DOE officials could not be reached directly for comment for this article.
A media contact at the DOE, Megan Barnett, cited comments made by Secretary of Energy, Samuel Bodman, at a June 26 press conference in reference to the DOE’s purported ties to grant recipients.
“The proposals were thoroughly analyzed and discussed. The three that rose to the top are truly extraordinary,” according to an e-mail sent to the Daily containing Bodman’s comments. “The quality of the scientific teams that they have assembled Ö are as good as it gets.”
Timothy Donohue, a professor in the bacteriology department at Madison, who will be in charge of the DOE Great Lakes Bioresearch Center lab, said in looking for partners in the proposal, his team thought about the “science we wanted and the issues we wanted to address.”

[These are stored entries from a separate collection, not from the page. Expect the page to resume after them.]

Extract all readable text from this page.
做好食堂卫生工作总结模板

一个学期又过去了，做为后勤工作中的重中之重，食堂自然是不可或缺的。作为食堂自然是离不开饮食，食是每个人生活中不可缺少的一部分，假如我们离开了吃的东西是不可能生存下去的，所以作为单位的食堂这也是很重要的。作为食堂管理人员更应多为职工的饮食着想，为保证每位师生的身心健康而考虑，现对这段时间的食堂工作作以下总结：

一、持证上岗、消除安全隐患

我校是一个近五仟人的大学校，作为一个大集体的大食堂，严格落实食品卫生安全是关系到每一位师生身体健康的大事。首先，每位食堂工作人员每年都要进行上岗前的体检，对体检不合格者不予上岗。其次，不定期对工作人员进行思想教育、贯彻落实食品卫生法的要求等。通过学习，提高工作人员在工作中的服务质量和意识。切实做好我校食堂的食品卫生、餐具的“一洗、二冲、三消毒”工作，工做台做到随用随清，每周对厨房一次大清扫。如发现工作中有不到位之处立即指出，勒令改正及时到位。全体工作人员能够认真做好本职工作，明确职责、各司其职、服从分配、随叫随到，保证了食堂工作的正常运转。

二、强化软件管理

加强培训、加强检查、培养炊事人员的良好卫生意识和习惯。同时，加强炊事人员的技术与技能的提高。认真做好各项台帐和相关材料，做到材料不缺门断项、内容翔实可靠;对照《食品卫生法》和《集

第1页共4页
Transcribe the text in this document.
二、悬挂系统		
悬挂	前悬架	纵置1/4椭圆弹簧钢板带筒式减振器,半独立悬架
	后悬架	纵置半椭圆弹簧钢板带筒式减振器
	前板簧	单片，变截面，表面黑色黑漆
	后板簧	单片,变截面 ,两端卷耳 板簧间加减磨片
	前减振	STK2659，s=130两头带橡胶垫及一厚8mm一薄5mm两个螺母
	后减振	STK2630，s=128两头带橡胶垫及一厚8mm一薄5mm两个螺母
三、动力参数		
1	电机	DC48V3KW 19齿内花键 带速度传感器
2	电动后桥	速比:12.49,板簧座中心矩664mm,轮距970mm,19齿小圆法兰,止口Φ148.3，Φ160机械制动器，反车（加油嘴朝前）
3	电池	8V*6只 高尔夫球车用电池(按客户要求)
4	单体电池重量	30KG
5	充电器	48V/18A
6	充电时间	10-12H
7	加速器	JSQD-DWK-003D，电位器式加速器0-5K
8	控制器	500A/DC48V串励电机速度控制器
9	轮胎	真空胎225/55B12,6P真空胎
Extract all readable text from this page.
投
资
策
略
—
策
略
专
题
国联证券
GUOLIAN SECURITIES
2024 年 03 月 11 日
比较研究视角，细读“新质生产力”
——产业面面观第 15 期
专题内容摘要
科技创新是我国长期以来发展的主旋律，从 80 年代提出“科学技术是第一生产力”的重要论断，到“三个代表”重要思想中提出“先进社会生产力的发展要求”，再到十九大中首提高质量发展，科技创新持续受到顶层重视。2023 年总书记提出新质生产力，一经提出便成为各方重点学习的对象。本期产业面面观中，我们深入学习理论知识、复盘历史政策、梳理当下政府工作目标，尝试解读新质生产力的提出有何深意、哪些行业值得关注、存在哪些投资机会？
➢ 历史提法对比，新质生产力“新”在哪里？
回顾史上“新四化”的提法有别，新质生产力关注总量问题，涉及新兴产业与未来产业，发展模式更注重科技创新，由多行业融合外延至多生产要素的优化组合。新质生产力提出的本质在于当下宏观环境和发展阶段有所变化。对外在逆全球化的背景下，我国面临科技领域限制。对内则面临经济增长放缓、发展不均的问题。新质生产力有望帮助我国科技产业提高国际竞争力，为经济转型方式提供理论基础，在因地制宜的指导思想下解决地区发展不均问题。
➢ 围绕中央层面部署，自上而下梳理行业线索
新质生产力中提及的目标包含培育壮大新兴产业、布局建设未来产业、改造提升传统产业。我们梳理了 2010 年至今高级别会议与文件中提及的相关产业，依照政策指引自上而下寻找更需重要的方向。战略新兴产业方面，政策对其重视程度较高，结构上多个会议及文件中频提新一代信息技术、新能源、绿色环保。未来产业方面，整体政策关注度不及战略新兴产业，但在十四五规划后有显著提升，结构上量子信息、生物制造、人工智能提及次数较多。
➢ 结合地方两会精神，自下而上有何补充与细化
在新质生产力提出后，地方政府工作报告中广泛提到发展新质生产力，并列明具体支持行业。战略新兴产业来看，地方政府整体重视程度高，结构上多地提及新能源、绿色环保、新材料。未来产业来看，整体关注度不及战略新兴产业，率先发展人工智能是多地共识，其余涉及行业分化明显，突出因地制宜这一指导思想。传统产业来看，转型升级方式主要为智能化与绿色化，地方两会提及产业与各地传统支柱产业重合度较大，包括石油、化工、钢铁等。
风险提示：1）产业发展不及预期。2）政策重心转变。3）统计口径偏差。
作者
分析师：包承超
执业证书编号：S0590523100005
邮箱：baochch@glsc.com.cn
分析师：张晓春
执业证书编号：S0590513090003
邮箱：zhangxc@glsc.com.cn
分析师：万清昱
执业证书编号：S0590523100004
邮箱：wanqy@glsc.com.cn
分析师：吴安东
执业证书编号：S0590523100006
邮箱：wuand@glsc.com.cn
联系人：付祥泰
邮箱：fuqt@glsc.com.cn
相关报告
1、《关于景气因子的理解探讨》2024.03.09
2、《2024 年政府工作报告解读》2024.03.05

“We were not looking for any specific partner,” he said. “It was all about science; it wasn’t about political positioning.”
He added that his team is interested in working as a regional center that will not close its doors to other interested parties.
Claudia Neuhauser, a professor in the department of ecology, evolution and behavior and head of the 100-member proposal-writing team for the grant, said the University of Minnesota made some good research connections despite not receiving the largest research grant the University has ever applied for.
“To me that was a very positive experience,” she said. “Seeing those people come together, that was quite satisfying.”